In June, Carers Week 2011 - which was supported by Age UK, Carers UK, Counsel & Care, Crossroads Care, Dementia UK, Macmillan Cancer Support, MS Society, Parkinson's UK, and The Princess Royal Trust for Carers - revealed the surprising stories behind the six million carers who save the country's economy £87 billion every year.
Carers are those provide unpaid care for someone who is ill, frail or disabled.

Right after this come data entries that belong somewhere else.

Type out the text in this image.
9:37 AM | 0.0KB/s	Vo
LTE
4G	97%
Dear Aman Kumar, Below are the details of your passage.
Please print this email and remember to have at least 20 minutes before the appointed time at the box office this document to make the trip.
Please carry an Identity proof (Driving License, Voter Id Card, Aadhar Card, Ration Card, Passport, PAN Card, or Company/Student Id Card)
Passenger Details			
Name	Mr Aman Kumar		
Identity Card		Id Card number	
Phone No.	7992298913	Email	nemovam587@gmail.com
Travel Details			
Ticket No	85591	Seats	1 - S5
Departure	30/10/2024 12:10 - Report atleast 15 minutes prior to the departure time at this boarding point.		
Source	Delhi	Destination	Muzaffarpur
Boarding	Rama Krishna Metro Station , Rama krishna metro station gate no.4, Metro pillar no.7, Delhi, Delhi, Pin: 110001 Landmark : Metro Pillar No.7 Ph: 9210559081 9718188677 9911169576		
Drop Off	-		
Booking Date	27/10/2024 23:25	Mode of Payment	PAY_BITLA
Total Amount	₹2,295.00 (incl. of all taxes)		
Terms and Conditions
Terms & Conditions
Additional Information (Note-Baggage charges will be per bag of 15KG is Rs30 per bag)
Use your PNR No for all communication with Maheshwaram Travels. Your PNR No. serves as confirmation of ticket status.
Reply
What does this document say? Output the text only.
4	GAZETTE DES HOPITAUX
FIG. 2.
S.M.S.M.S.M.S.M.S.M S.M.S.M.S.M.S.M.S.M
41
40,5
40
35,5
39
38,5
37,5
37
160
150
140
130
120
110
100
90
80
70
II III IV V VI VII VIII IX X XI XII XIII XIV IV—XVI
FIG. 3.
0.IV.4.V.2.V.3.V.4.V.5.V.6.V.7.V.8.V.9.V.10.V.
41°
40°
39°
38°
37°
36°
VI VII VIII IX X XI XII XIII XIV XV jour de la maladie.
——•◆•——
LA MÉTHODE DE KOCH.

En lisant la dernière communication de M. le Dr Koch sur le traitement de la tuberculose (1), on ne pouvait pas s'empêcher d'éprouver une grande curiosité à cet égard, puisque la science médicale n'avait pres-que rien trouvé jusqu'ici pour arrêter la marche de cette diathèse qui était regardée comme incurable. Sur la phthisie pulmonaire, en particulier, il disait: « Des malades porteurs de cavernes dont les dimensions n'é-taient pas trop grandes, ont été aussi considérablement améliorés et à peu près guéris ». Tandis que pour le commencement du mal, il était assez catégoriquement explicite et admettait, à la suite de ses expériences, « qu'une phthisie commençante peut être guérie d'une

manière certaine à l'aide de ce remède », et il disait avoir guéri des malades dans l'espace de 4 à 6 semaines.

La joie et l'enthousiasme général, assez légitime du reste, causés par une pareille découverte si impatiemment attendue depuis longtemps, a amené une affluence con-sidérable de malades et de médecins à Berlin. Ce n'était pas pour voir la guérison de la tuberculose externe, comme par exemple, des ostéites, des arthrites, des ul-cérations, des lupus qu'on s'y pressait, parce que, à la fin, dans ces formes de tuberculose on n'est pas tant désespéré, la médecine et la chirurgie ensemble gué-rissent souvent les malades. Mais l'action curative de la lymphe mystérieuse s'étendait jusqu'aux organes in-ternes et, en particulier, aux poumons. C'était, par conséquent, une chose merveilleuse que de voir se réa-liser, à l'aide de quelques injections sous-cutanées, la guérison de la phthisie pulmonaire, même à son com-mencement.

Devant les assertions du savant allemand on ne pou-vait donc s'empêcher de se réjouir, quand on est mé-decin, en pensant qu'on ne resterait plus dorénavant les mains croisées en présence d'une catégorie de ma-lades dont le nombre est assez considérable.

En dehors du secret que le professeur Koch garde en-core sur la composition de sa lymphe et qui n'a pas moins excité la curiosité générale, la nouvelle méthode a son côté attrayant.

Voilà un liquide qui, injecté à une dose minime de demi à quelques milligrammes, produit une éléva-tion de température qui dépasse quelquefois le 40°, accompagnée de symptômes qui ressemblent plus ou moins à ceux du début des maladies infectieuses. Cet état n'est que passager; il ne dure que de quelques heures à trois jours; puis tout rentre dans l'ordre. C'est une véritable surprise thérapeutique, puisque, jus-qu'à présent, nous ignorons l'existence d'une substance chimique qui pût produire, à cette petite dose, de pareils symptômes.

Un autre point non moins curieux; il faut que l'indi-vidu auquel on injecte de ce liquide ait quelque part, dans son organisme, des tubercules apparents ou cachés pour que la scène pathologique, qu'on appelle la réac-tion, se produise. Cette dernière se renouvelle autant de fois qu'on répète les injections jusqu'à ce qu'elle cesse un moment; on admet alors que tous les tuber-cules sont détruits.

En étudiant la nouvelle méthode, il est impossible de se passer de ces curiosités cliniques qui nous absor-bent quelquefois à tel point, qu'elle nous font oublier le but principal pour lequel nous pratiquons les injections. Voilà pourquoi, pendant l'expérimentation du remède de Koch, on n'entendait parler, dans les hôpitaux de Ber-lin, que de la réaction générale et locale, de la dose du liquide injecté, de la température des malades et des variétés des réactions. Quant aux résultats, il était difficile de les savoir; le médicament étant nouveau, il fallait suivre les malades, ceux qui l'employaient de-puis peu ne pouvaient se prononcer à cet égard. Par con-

Some of them are forced to give up work to give 24 hour care. Some of them hold down top-level jobs, working a double life as carer and employee. Some of them are children; those who should be the cared for, having to do the caring.
A carer receives only £53.90 a week - the lowest benefit of its kind. And that's for a minimum of a 35-hour caring week. At £1.54 an hour, this is a third of the national minimum wage.
Carers Week 2011 highlighted and celebrated the incredible contribution that carers make, sharing the challenges overcome as well as those still being faced, and campaigned for greater support and recognition for carers.
Carers like Allen Clifford, who lost his wife Rita last year. He says: "Caring was hard for someone my age but I wanted to do it and didn't trust the alternatives that were often more stress than help.
"It was physically exhausting, and I was dead beat at the end of the day. I did all of her personal care, everything she needed.
"I was offered help but they wanted to come too early when we were still asleep. Emotionally it was distressing to watch Rita disappear in front of me as she was a lively vivacious woman. It's a daily bereavement that happens bit by bit.
"Caring for Rita was what I wanted to do and she was always delightful. She had a lovely life but died in hospital in squalor.
"This isn't right and it still upsets me."